Z: I managed to get through The Devil's Cloth: A History of Stripes weekend before last. It was pretty entertaining, although I had a little trouble making the connection between Stripes and Checks BAD in the Middle Ages and Stripes and Checks TOTALLY COOL in the modern world.
M: I read that one a while ago, and had the same problem; Let's face it, the concept Stripes = EVAL is not we're going to be able to get behind; we're cats, we don't do self-loathing.
J: True dat.
Z: What did you think of it otherwise?
M: The bit about striped toothpaste was amusing, but I thought the syntax of the translation was lame like a lame thing.

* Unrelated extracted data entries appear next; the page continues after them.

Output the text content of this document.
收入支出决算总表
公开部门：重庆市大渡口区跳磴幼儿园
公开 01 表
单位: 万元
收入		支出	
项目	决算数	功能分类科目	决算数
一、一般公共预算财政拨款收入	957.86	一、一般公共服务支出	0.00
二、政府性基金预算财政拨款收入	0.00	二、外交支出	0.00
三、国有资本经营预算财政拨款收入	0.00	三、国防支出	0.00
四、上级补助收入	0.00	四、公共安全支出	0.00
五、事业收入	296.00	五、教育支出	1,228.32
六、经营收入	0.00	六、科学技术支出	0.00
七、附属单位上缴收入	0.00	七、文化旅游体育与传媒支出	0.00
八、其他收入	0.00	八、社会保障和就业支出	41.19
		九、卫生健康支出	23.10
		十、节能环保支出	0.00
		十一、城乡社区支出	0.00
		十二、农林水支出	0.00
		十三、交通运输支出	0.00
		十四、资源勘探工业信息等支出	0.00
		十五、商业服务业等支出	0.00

Z: So it wasn't just me, there.
M: The fact that the original language might do some odd things with grammar and syntax is no excuse to drag them over into a language where they just go clunk, clunk like a flat tire. Also, I think the translator should have adapted the heraldic section to English heraldic terms. Much easier for the non-expert that way.
Z: Good thought.
M: I finally managed to finish up Peasant Fires, just before Fidelio re-shelved it.
Z: Slow going?
M: Yes, but I thought it was worth it. It was an exercise in both history and how history gets written, sort of. I really liked this bit where the author explains what he's doing by picking the subject he has:
(quotes) "What I am about to tell is Hans' story, but it is also how we think about Hans and his story, how we make sense of the historical forces that shaped and molded his existence. I have used the story of Hans Behem, the Drummer of Niklashausen, to expose some of the great historical forces, both material and mental, that shaped much of Germany on the eve of the Reformation. The young shepherd boy appears to me as a roughly cut jewel on which a beam of light is concentrated; its irregular facets break up the light to illuminate the surrounding darkness in beautiful and unexpected ways."
J: Nice! But what's it about?
M: An outbreak of religious hysteria in fifteenth-century Germany.
J: Um.
M: It was pretty good; the pacing was nice and when the author pulled a fancy trick; he stopped and explained how he did it and why he thought it was OK to do it.
J: Simon Winchester rides again!
M: No, this was loads better than Winchester. There's none of that flabby, self-indulgent I-am-a-British-man-of-letters-so-if-I-write-about-it-it-must-be-worth-reading BS in there, that gets used to justify everything from childhood reminiscences to stories about old love affairs of the author's to his opinions on foreign food and the World Bank and IMF. For example, he used speeches presumably made by Hans Behem--but then he'd explain they were only reconstructions, and what he used to reconstruct them with, and how and why he felt they were good approximations. And the language was excellent. (Here Minerva writhed about on the floor in bliss, exposing the spots on her stomach for all to view.)
Z: It's over in that little shelf by the window, right?
M: I think so.
Z: Well, maybe I'll look into it later on.
J: It's there, near Thomas Cahill's Sailing the Wine-dark Sea, which wasn't bad, for popularizations of the ancient Greeks. If you like that sort of thing.
Z: So, do you?
J: Sometimes. But I bet Cahill is sorry now for quoting Victor Davis Hanson as if he was a respectable scholar and critic.
Z: Hmph! The man grows grapes for raisins--surely that should be a tip-off.
J: Anyway, Fidelio just got a copy of Peter Green's history of the Hellenistic era and since his book on the Persian invasion of Greece seriously rocked, I thought I'd look into that. I tried to check out
Stringwoman's copy of Moda di Firenzi, but she tossed me out of her room.
Z: Let me know how it goes--this book on the Normans isn't all that long, and the cookbooks make me hungry.